The news comes just weeks after N&P was fined £1.4m by the Financial Services Authority (FSA) and ordered to pay £51m in compensation, after mis-selling products from collapsed investment firm Keydata.
The combined group, which will go under the Yorkshire Building Society name, will have assets exceeding £30bn and 224 branches across the UK.
As with the acquisitions of the Chelsea and Barnsley building societies, N&P will be retained as a "separate and distinct" brand within the organisation. N&P branches will also continue to operate for a minimum of two years, with the Yorkshire identifying "virtually no overlap" in branch network.
With the FSA granting consent for an approach to be made by the Yorkshire, members will be able to vote on the deal at a special general meeting on 22 August. The deal is expected to go through on 1 November.

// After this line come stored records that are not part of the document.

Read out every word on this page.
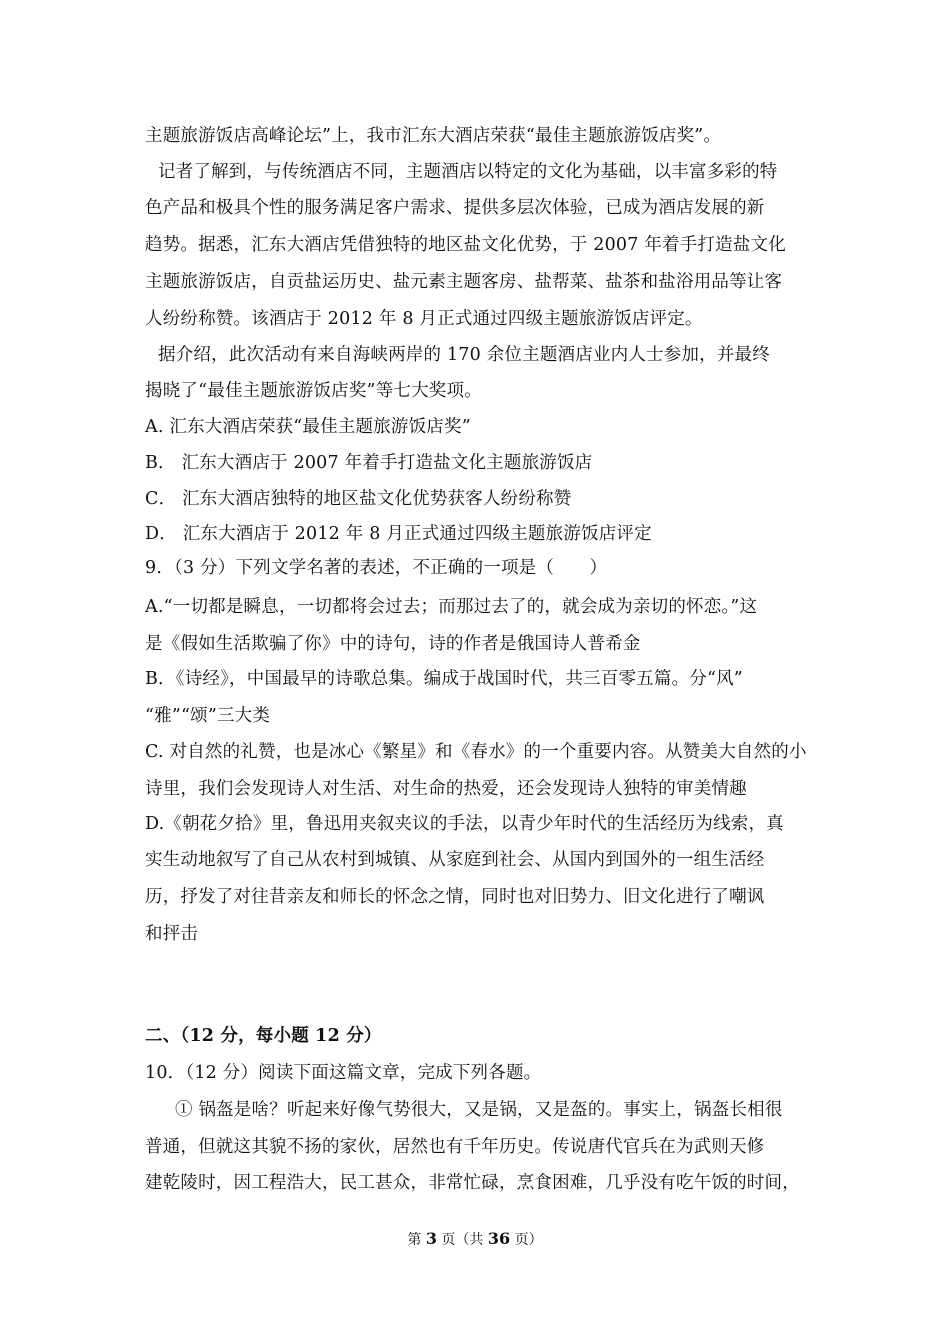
主题旅游饭店高峰论坛”上，我市汇东大酒店荣获“最佳主题旅游饭店奖”。
记者了解到，与传统酒店不同，主题酒店以特定的文化为基础，以丰富多彩的特
色产品和极具个性的服务满足客户需求、提供多层次体验，已成为酒店发展的新
趋势。据悉，汇东大酒店凭借独特的地区盐文化优势，于 2007 年着手打造盐文化
主题旅游饭店，自贡盐运历史、盐元素主题客房、盐帮菜、盐茶和盐浴用品等让客
人纷纷称赞。该酒店于 2012 年 8 月正式通过四级主题旅游饭店评定。
据介绍，此次活动有来自海峡两岸的 170 余位主题酒店业内人士参加，并最终
揭晓了“最佳主题旅游饭店奖”等七大奖项。
A. 汇东大酒店荣获“最佳主题旅游饭店奖”
B． 汇东大酒店于 2007 年着手打造盐文化主题旅游饭店
C． 汇东大酒店独特的地区盐文化优势获客人纷纷称赞
D． 汇东大酒店于 2012 年 8 月正式通过四级主题旅游饭店评定
9．（3 分）下列文学名著的表述，不正确的一项是（　　）
A.“一切都是瞬息，一切都将会过去；而那过去了的，就会成为亲切的怀恋。”这
是《假如生活欺骗了你》中的诗句，诗的作者是俄国诗人普希金
B．《诗经》，中国最早的诗歌总集。编成于战国时代，共三百零五篇。分“风”
“雅”“颂”三大类
C. 对自然的礼赞，也是冰心《繁星》和《春水》的一个重要内容。从赞美大自然的小
诗里，我们会发现诗人对生活、对生命的热爱，还会发现诗人独特的审美情趣
D.《朝花夕拾》里，鲁迅用夹叙夹议的手法，以青少年时代的生活经历为线索，真
实生动地叙写了自己从农村到城镇、从家庭到社会、从国内到国外的一组生活经
历，抒发了对往昔亲友和师长的怀念之情，同时也对旧势力、旧文化进行了嘲讽
和抨击
二、（12 分，每小题 12 分）
10．（12 分）阅读下面这篇文章，完成下列各题。
① 锅盔是啥？听起来好像气势很大，又是锅，又是盔的。事实上，锅盔长相很
普通，但就这其貌不扬的家伙，居然也有千年历史。传说唐代官兵在为武则天修
建乾陵时，因工程浩大，民工甚众，非常忙碌，烹食困难，几乎没有吃午饭的时间，
第 3 页（共 36 页）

Iain Cornish, chief executive of Yorkshire Building Society, said the enlarged group would create "one of the UK's strongest financial institutions" and offer a "real alternative" to the "profit-driven" model of banks.
He said: "We will build on N&P's strong brand and the value it has delivered to its members, while gaining the opportunity to consider developing our own products in areas where N&P has complementary capabilities and expertise, such as the current account market."
Earlier this month, the Yorkshire Building Society was unveiled as the lead partner for The Football Association’s new Women’s Super League.